Method Article
Questo protocollo descrive un metodo per isolare e coltivare rudimenti metanufricani da embrioni di topo.
L'obiettivo di questo protocollo è quello di descrivere un metodo per la dissezione, l'isolamento e la cultura dei rudimenti metanofili del mouse.
Durante lo sviluppo del rene dei mammiferi, i due tessuti progenitrici, il germoglio ureterico e il mesenchim metanufrico, comunicano e reciprocamente inducono meccanismi cellulari per formare eventualmente il sistema di raccolta e i nefroni del rene. Poiché gli embrioni di mammiferi crescono intrauterini e pertanto sono inaccessibili all'osservatore, è stata sviluppata una cultura dell'organo. Con questo metodo è possibile studiare le interazioni epiteliali-mesenchimali e il comportamento cellulare durante l'organogenesi renale.

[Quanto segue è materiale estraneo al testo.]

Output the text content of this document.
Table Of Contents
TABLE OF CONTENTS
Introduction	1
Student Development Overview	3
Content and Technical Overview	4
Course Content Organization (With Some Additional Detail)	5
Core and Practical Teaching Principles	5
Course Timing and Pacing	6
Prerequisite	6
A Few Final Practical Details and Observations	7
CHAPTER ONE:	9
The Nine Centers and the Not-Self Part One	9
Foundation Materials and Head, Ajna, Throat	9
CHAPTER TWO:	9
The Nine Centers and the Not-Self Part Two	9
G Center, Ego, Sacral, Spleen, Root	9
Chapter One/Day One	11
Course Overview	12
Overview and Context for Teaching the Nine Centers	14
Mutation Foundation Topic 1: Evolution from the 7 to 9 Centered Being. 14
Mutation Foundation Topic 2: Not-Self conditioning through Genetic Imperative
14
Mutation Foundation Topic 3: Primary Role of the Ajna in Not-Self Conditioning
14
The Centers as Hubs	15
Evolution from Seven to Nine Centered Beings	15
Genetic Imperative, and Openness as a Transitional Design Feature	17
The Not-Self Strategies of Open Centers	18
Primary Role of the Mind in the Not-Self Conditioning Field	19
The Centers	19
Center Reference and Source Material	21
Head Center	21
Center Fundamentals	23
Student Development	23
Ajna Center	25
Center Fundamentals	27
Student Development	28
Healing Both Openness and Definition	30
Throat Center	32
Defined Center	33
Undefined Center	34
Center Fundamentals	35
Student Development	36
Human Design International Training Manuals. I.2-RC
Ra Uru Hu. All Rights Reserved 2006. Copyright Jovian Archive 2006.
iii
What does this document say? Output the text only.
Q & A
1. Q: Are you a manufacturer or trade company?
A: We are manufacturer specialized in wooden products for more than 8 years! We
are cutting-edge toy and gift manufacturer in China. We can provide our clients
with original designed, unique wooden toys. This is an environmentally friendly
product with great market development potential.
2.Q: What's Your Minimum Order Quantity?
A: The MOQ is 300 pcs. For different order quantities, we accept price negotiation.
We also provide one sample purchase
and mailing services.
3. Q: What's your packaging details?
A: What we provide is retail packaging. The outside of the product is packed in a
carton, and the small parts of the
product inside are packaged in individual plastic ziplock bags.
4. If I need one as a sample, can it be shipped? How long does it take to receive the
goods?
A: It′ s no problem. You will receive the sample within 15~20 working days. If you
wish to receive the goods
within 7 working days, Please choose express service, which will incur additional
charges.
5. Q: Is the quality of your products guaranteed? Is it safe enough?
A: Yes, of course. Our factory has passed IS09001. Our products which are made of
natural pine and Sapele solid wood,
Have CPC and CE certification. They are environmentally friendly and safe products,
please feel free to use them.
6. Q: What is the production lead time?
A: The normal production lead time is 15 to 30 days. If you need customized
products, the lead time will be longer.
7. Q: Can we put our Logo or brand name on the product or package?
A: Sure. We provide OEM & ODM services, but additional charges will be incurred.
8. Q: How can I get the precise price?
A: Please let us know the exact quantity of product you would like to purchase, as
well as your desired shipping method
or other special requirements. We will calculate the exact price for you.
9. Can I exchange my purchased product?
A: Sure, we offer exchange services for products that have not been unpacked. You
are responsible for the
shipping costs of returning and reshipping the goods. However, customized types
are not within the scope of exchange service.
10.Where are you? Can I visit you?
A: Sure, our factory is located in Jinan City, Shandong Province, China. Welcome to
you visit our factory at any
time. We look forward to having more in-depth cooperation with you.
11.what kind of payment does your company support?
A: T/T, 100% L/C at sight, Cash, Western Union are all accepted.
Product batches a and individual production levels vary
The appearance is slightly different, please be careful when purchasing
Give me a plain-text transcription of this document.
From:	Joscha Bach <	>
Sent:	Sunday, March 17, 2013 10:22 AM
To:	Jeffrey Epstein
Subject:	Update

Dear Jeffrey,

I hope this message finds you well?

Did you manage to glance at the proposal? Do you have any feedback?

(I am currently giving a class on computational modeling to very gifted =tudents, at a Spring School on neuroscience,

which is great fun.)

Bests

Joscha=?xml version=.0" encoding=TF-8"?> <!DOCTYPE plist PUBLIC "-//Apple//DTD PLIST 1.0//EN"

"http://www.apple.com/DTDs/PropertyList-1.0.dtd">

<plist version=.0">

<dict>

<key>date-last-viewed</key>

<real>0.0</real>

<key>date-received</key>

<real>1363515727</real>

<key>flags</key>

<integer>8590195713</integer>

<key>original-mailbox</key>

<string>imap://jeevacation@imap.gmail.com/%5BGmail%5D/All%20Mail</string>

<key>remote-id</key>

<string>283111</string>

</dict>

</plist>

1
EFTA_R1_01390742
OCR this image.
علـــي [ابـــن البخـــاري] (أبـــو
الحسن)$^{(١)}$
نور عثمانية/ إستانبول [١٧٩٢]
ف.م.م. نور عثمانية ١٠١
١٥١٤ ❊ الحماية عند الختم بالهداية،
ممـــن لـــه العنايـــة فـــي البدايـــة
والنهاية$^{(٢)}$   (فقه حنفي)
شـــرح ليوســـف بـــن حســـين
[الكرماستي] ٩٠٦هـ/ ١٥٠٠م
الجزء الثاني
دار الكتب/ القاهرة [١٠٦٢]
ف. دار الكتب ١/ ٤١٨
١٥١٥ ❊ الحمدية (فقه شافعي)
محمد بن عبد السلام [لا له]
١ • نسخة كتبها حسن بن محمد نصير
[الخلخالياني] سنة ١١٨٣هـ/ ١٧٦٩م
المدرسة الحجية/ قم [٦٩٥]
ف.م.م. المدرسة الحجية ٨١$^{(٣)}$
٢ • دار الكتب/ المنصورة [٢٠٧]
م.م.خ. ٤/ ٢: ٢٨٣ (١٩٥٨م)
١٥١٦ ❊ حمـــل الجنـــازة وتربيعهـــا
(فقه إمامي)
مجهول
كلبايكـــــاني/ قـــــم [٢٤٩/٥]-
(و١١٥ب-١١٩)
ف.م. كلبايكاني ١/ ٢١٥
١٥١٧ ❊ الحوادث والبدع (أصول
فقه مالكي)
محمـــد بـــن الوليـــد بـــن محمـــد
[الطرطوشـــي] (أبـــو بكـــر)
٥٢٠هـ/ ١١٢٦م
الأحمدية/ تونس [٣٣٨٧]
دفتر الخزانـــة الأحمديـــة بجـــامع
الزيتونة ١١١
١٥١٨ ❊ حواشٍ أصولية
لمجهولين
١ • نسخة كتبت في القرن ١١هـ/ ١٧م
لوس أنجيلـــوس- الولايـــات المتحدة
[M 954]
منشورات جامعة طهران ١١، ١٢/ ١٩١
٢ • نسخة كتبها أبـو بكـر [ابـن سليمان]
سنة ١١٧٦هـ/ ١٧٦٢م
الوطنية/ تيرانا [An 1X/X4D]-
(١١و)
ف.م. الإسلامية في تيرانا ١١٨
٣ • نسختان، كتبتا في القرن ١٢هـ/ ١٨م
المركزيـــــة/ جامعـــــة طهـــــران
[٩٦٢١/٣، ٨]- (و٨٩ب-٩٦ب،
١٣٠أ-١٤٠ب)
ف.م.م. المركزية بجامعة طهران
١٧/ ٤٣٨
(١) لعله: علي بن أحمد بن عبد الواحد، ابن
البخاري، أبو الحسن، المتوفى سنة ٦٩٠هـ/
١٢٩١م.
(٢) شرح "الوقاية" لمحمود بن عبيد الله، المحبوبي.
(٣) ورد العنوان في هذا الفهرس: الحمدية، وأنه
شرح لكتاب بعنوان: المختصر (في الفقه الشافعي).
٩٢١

Inoltre, l'origine di malformazioni del rene congenito e delle vie urogenitali può essere studiata. Dopo un'attenta dissezione, i rudimenti metanufricani vengono trasferiti su un filtro che galleggia sul mezzo di coltura e può essere mantenuto in un incubatore di colture di cellule per diversi giorni. Tuttavia, bisogna essere consapevoli che le condizioni sonoArtificiale e potrebbe influenzare il metabolismo nel tessuto. Inoltre, la penetrazione delle sostanze di prova potrebbe essere limitata a causa della matrice extracellulare e della membrana basale presente nell'esplosivo.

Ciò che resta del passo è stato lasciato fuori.